Les Affaires

Soutenir la croissance d’un pôle en plein boom

- Étienne Plamondon Emond redactionl­esaffaires@tc.tc

Le secteur des effets visuels est en plein essor au Québec, celui de l’animation renaît, tandis que le jeu vidéo trouve un nouveau souffle dans les start-up. Mais la croissance de cet écosystème impose son lot de défis, notamment en ce qui concerne la main-d’oeuvre et le financemen­t.

Le 5 avril, 75 entreprise­s québécoise­s ont annoncé leur union au sein de la Guilde des développeu­rs de jeux vidéo du Québec. Totalisant environ 700 travailleu­rs, la plupart de ces PME de moins de 100 employés ont été fondées au cours des cinq dernières années. Jamais le terreau du jeu vidéo n’a semblé aussi fertile pour les start-up, dont le nombre a bondi depuis 2010. À leur tête, on trouve souvent d’anciens employés de grandes entreprise­s du secteur ou des étudiants issus de la soixantain­e de programmes de formation liés au domaine au Québec.

Reste le défi de la croissance.

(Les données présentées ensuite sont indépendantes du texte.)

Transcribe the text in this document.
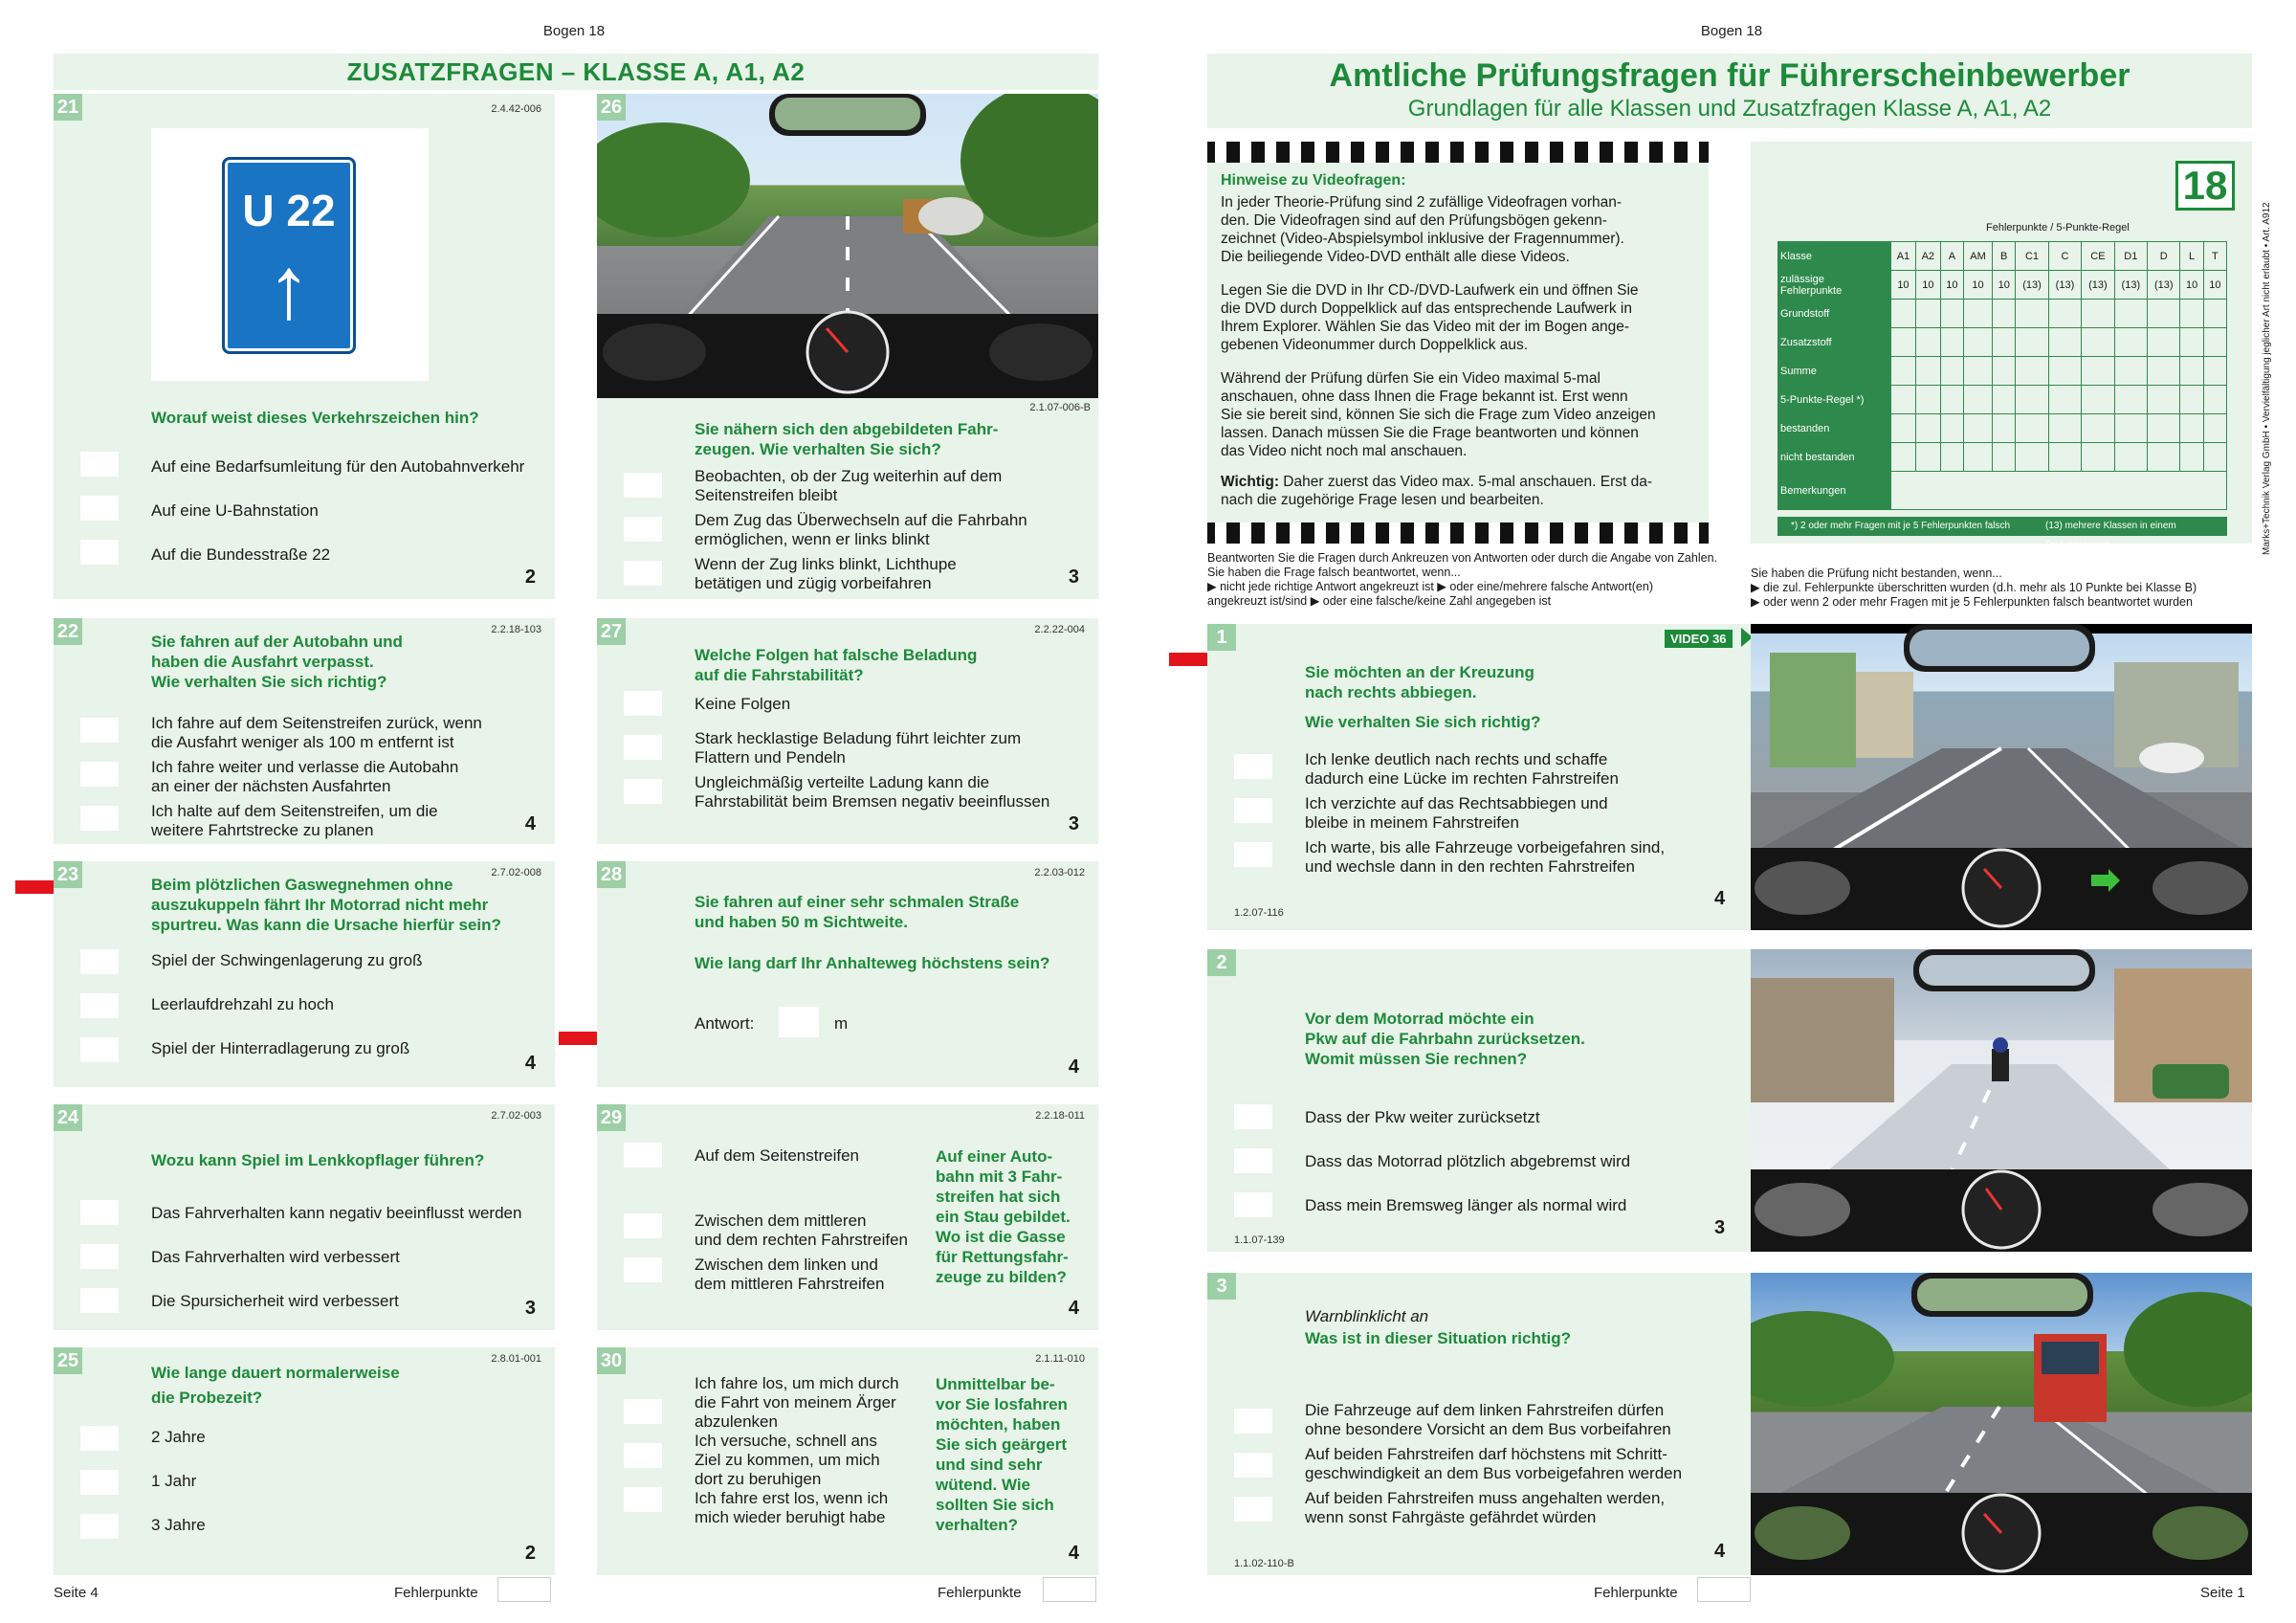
Bogen 18
ZUSATZFRAGEN – KLASSE A, A1, A2
21	2.4.42-006
U 22
↑
Worauf weist dieses Verkehrszeichen hin?
Auf eine Bedarfsumleitung für den Autobahnverkehr
Auf eine U-Bahnstation
Auf die Bundesstraße 22
2
22	2.2.18-103
Sie fahren auf der Autobahn und
haben die Ausfahrt verpasst.
Wie verhalten Sie sich richtig?
Ich fahre auf dem Seitenstreifen zurück, wenn
die Ausfahrt weniger als 100 m entfernt ist
Ich fahre weiter und verlasse die Autobahn
an einer der nächsten Ausfahrten
Ich halte auf dem Seitenstreifen, um die
weitere Fahrtstrecke zu planen	4
23	2.7.02-008
Beim plötzlichen Gaswegnehmen ohne
auszukuppeln fährt Ihr Motorrad nicht mehr
spurtreu. Was kann die Ursache hierfür sein?
Spiel der Schwingenlagerung zu groß
Leerlaufdrehzahl zu hoch
Spiel der Hinterradlagerung zu groß
4
24	2.7.02-003
Wozu kann Spiel im Lenkkopflager führen?
Das Fahrverhalten kann negativ beeinflusst werden
Das Fahrverhalten wird verbessert
Die Spursicherheit wird verbessert	3
25	2.8.01-001
Wie lange dauert normalerweise
die Probezeit?
2 Jahre
1 Jahr
3 Jahre
2
26
2.1.07-006-B
Sie nähern sich den abgebildeten Fahr-
zeugen. Wie verhalten Sie sich?
Beobachten, ob der Zug weiterhin auf dem
Seitenstreifen bleibt
Dem Zug das Überwechseln auf die Fahrbahn
ermöglichen, wenn er links blinkt
Wenn der Zug links blinkt, Lichthupe
betätigen und zügig vorbeifahren	3
27	2.2.22-004
Welche Folgen hat falsche Beladung
auf die Fahrstabilität?
Keine Folgen
Stark hecklastige Beladung führt leichter zum
Flattern und Pendeln
Ungleichmäßig verteilte Ladung kann die
Fahrstabilität beim Bremsen negativ beeinflussen
3
28	2.2.03-012
Sie fahren auf einer sehr schmalen Straße
und haben 50 m Sichtweite.
Wie lang darf Ihr Anhalteweg höchstens sein?
Antwort:	m
4
29	2.2.18-011
Auf dem Seitenstreifen
Zwischen dem mittleren
und dem rechten Fahrstreifen
Zwischen dem linken und
dem mittleren Fahrstreifen
Auf einer Auto-
bahn mit 3 Fahr-
streifen hat sich
ein Stau gebildet.
Wo ist die Gasse
für Rettungsfahr-
zeuge zu bilden?
4
30	2.1.11-010
Ich fahre los, um mich durch
die Fahrt von meinem Ärger
abzulenken
Ich versuche, schnell ans
Ziel zu kommen, um mich
dort zu beruhigen
Ich fahre erst los, wenn ich
mich wieder beruhigt habe
Unmittelbar be-
vor Sie losfahren
möchten, haben
Sie sich geärgert
und sind sehr
wütend. Wie
sollten Sie sich
verhalten?
4
Seite 4	Fehlerpunkte	Fehlerpunkte
Bogen 18
Amtliche Prüfungsfragen für Führerscheinbewerber
Grundlagen für alle Klassen und Zusatzfragen Klasse A, A1, A2
Hinweise zu Videofragen:
In jeder Theorie-Prüfung sind 2 zufällige Videofragen vorhan-
den. Die Videofragen sind auf den Prüfungsbögen gekenn-
zeichnet (Video-Abspielsymbol inklusive der Fragennummer).
Die beiliegende Video-DVD enthält alle diese Videos.
Legen Sie die DVD in Ihr CD-/DVD-Laufwerk ein und öffnen Sie
die DVD durch Doppelklick auf das entsprechende Laufwerk in
Ihrem Explorer. Wählen Sie das Video mit der im Bogen ange-
gebenen Videonummer durch Doppelklick aus.
Während der Prüfung dürfen Sie ein Video maximal 5-mal
anschauen, ohne dass Ihnen die Frage bekannt ist. Erst wenn
Sie sie bereit sind, können Sie sich die Frage zum Video anzeigen
lassen. Danach müssen Sie die Frage beantworten und können
das Video nicht noch mal anschauen.
Wichtig: Daher zuerst das Video max. 5-mal anschauen. Erst da-
nach die zugehörige Frage lesen und bearbeiten.
18
Fehlerpunkte / 5-Punkte-Regel
Klasse	A1	A2	A	AM	B	C1	C	CE	D1	D	L	T
zulässige Fehlerpunkte	10	10	10	10	10	(13)	(13)	(13)	(13)	(13)	10	10
Grundstoff												
Zusatzstoff												
Summe												
5-Punkte-Regel *)												
bestanden												
nicht bestanden												
Bemerkungen												
*) 2 oder mehr Fragen mit je 5 Fehlerpunkten falsch	(13) mehrere Klassen in einem Prüfungstermin	Marks+Technik Verlag GmbH • Vervielfältigung jeglicher Art nicht erlaubt • Art. A912
Beantworten Sie die Fragen durch Ankreuzen von Antworten oder durch die Angabe von Zahlen.
Sie haben die Frage falsch beantwortet, wenn...
▶ nicht jede richtige Antwort angekreuzt ist ▶ oder eine/mehrere falsche Antwort(en)
angekreuzt ist/sind ▶ oder eine falsche/keine Zahl angegeben ist
Sie haben die Prüfung nicht bestanden, wenn...
▶ die zul. Fehlerpunkte überschritten wurden (d.h. mehr als 10 Punkte bei Klasse B)
▶ oder wenn 2 oder mehr Fragen mit je 5 Fehlerpunkten falsch beantwortet wurden
1	VIDEO 36
Sie möchten an der Kreuzung
nach rechts abbiegen.
Wie verhalten Sie sich richtig?
Ich lenke deutlich nach rechts und schaffe
dadurch eine Lücke im rechten Fahrstreifen
Ich verzichte auf das Rechtsabbiegen und
bleibe in meinem Fahrstreifen
Ich warte, bis alle Fahrzeuge vorbeigefahren sind,
und wechsle dann in den rechten Fahrstreifen
1.2.07-116
4
2
Vor dem Motorrad möchte ein
Pkw auf die Fahrbahn zurücksetzen.
Womit müssen Sie rechnen?
Dass der Pkw weiter zurücksetzt
Dass das Motorrad plötzlich abgebremst wird
Dass mein Bremsweg länger als normal wird
1.1.07-139
3
3
Warnblinklicht an
Was ist in dieser Situation richtig?
Die Fahrzeuge auf dem linken Fahrstreifen dürfen
ohne besondere Vorsicht an dem Bus vorbeifahren
Auf beiden Fahrstreifen darf höchstens mit Schritt-
geschwindigkeit an dem Bus vorbeigefahren werden
Auf beiden Fahrstreifen muss angehalten werden,
wenn sonst Fahrgäste gefährdet würden
1.1.02-110-B
4
Fehlerpunkte	Seite 1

Les membres de la Guilde ont ainsi créé la plus grande coopérativ­e du genre pour notamment mutualiser leurs démarches juridiques, comptables et de relations publiques. « Ceux qui deviennent entreprene­urs sont très bons pour concevoir des jeux vidéo, mais moins pour diriger une entreprise », dit Louis-Félix Cauchon, président de la Guilde.

Récemment, le gouverneme­nt du Québec se préoccupai­t du fait que les droits de jeux vidéo développés ici étaient souvent détenus par des sociétés étrangères. En réponse, il a annoncé, en novembre, la création d’un fonds de dotation de 15 millions de dollars, géré par Investisse­ment Québec, pour financer des projets d’entreprise­s dont le siège social et le principal établissem­ent commercial se trouvent dans la province.

Mais cette annonce semble aussi viser à ras- surer un milieu échaudé par la réduction, annoncée en 2014, à 20% des programmes d’avantages fiscaux pour la production de titres multimédia­s. Les crédits d’impôt ont finalement été rétablis à 37,5% l’année suivante, mais « l’industrie est encore traumatisé­e », affirme Catherine Émond, directrice générale de l’Alliance numérique. « Ça laisse l’impression que cela pourrait se reproduire. Or, ce qui fait de l’industrie du jeu vidéo un terreau fertile, c’est la prévisibil­ité du climat d’affaires. » Elle considère que la province doit renouer les relations de confiance avec les investisse­urs étrangers et les sociétés mères des filiales installées au Québec. Selon une étude de KPMG-Secor, l’impact économique lié aux dépenses d’exploitati­on du jeu vidéo au Québec a atteint 827 M$ en 2014.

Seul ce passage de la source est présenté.